Wenn sich Pöppel und Hennes in den Armen liegen und von früher erzählen, wenn sie sich beim Bierchen mit den anderen Freunden über den letzten Urlaub und die Enkelkinder unterhalten, dann ist das ein ganz besonderes Familientreffen: Ein Mal im Jahr kommt die Truppe von mittlerweile noch rund 15 Mann zusammen. Nach dem Zweiten Weltkrieg haben sie alle in Oberhausen ein Zuhause gefunden. Flüchtlingskinder, Waisen und Vertriebene haben in der sogenannten Heimstatt für Jungen an der Dieckerstraße Unterschlupf bekommen.

Schicksal schweißt zusammen

„Wir haben dort nach der Schule alle einen Beruf gelernt“, erklärt Josef Axmann, den sie damals alle Pöppel nannten. „Wir hatten nichts und konnten nichts, als wir kamen.“ In Oberhausen bekamen sie eine Ausbildung – „und ein Zuhause“, sagt Johannes „Hennes“ Terhorst. „Wir waren ganz allein, unsere Eltern gab es nicht mehr oder wir mussten sie zurücklassen, weil es in unserer Heimat keine Zukunft für uns gab.“ In dem Oberhausener Heim haben sie Halt gefunden.

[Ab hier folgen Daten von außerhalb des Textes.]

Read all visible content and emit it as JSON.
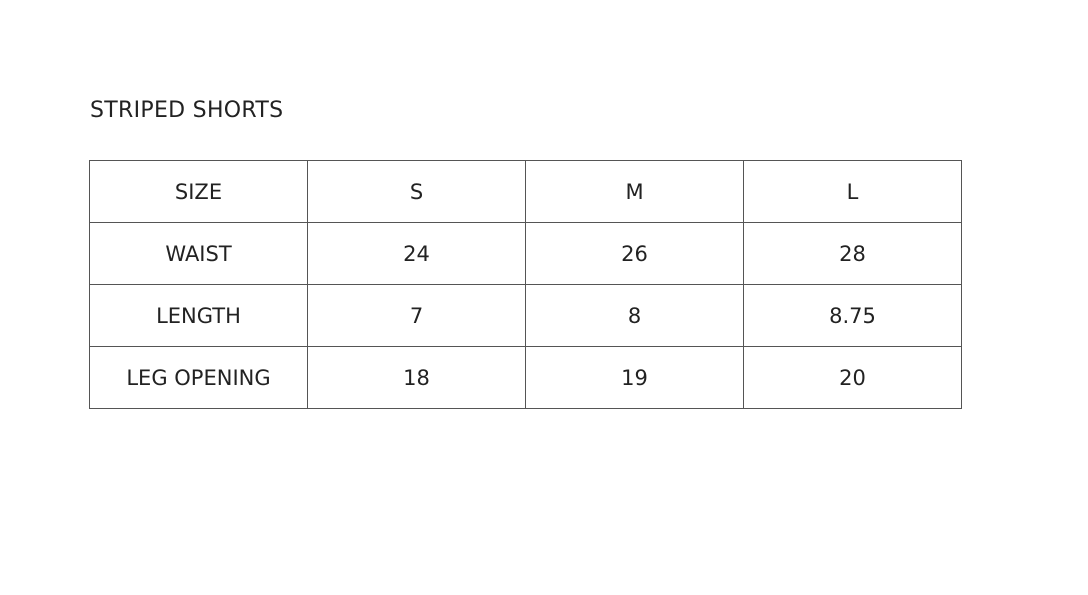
{
  "title": "STRIPED SHORTS",
  "table": {
    "rows": [
      [
        "SIZE",
        "S",
        "M",
        "L"
      ],
      [
        "WAIST",
        "24",
        "26",
        "28"
      ],
      [
        "LENGTH",
        "7",
        "8",
        "8.75"
      ],
      [
        "LEG OPENING",
        "18",
        "19",
        "20"
      ]
    ]
  }
}
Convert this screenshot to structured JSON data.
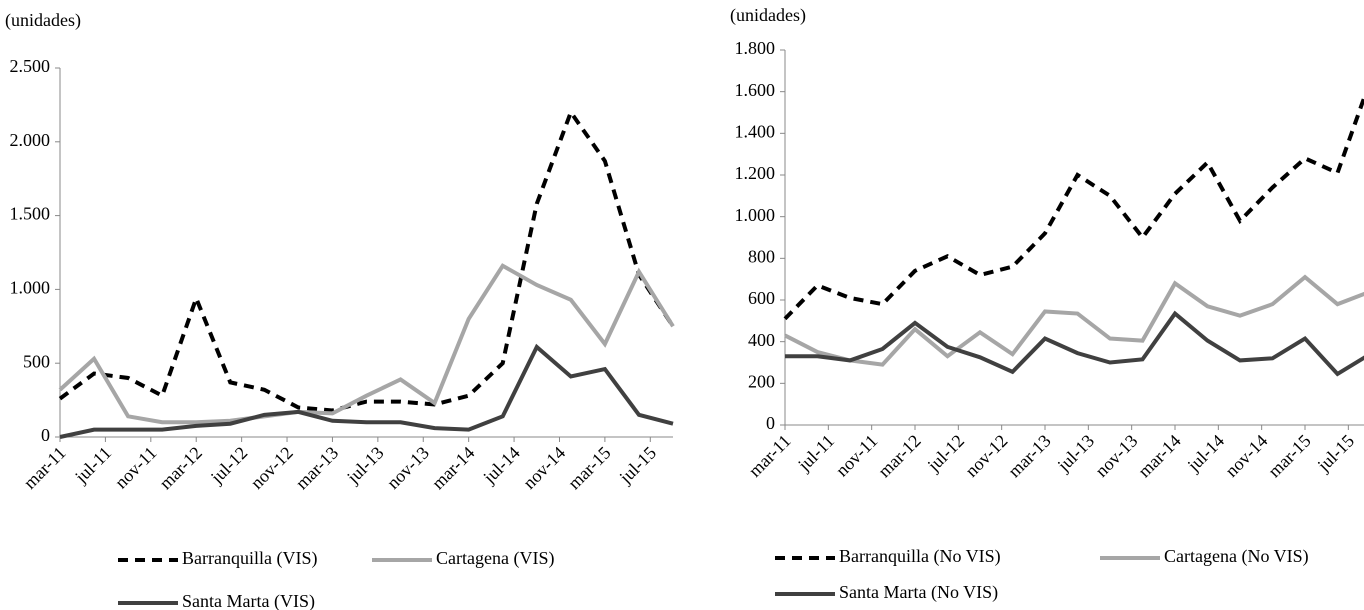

„Wir teilten alle das gleiche Schicksal, das schweißt zusammen“, sagt der heute 83-Jährige. Der gebürtige Emsländer war damals schon älter, als er in das Haus an der Dieckerstraße zog. Als Maurer baute er das Heim mit auf, durfte als Dank dort übernachten. In seiner Heimat gab es damals keine Arbeit für ihn. In Oberhausen gab es dagegen viel zu tun: „Das ganze Ruhrgebiet lag damals in Schutt und Asche. Da kamen einem die Tränen.“

Johannes Terhorst kümmert sich darum, dass die Freunde ein Mal im Jahr zusammenkommen. „Das mache ich sehr gerne, wir haben ein festes Datum im Frühling, das trage ich immer sofort in den Kalender ein.“ Er erinnert sich gern an damals zurück: „Es waren harte Zeiten, aber es war ein hervorragendes Zusammenleben. Das Heim war unser Elternhaus.“

Hatten die Jugendlichen damals ihre Ausbildungen abgeschlossen, mussten sie die Heimstatt wieder verlassen. „Wir haben das Rüstzeug bekommen, aus unserem Leben etwas zu machen“, erinnert sich Heinz Streibel. „Viele sind wieder zurückgegangen in die Städte, aus denen sie kamen“, weiß Johannes Terhorst.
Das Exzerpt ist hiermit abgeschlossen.